A dozen NDSU students will take part in a hands-on learning experience Friday and Saturday, Nov. 2 and 3, when they run the 100-year-old printing presses at the Braddock News Letterpress Museum on the South Central Threshing Association grounds at Braddock, North Dakota.
Suzzanne Kelley, editor-in-chief for NDSU Press, will bring 12 students from her Introduction to Publishing class to the museum to learn about letterpress printing and to operate hand-fed Chandler & Price platen presses.
They will work the third chapbook printed on antique presses by NDSU Press. It is titled “Destiny Manifested,”and is a collection of poetry by Bonnie Larson Staiger of Bismarck, North Dakota.
The students will fold and assemble the pages, add a cover they previously printed, stitch the books and trim each book on an antique paper cutter.
“The students will be hand-feeding the covers into the presses and printing from metal engravings,” Kelley said. “It is essentially the same process that goes back to Johann Gutenberg in 1452.”
Staiger will join the students at the printing museum. “Destiny Manifested” is the recipient of the Voices of the Plains and Prairies Poetry Award from NDSU Press.
On Sunday, Nov. 4, Staiger will be honored at a book launching at The Capital Gallery in Bismarck.

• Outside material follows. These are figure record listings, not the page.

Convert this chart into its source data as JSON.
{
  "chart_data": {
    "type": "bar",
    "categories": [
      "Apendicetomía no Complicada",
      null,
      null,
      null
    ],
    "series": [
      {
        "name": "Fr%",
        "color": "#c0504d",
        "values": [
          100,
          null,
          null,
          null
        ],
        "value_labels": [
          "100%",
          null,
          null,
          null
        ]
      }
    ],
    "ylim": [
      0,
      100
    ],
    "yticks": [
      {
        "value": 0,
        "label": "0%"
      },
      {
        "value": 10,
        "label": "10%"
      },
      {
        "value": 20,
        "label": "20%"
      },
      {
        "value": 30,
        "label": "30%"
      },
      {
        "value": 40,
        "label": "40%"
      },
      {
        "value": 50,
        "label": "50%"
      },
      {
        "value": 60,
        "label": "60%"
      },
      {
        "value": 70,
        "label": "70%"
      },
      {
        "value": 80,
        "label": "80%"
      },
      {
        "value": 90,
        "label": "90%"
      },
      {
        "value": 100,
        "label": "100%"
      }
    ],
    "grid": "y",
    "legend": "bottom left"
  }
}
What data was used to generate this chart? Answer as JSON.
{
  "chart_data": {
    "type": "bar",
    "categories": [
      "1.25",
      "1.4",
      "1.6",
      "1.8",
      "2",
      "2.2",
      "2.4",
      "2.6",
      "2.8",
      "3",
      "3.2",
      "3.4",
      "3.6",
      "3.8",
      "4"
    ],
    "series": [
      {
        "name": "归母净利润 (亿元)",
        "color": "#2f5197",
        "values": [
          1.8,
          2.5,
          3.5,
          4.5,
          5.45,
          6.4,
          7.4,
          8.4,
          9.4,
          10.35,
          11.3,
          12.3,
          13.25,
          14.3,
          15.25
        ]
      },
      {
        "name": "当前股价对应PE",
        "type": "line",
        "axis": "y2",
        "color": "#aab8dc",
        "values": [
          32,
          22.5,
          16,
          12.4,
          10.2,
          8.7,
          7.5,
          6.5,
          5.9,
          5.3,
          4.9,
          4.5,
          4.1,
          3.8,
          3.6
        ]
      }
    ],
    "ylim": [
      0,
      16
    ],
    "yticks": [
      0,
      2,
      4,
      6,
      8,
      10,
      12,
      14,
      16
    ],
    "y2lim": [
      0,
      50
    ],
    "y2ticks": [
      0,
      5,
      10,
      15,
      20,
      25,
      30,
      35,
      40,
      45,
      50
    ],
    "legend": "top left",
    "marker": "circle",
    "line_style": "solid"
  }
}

She will read selections from her book and be available to autograph copies purchased at the event. The NDSU students and Kelley are scheduled to attend.
The event is free and open to the public, and refreshments will be provided.
The production of “Destiny Manifested” is a collaboration of The Hunter Times/Bonanzaville, The Braddock News Letterpress Museum, North Dakota Newspaper Association Education Foundation, NDSU Press, The Capital Gallery and the NDSU Introduction to Publishing class.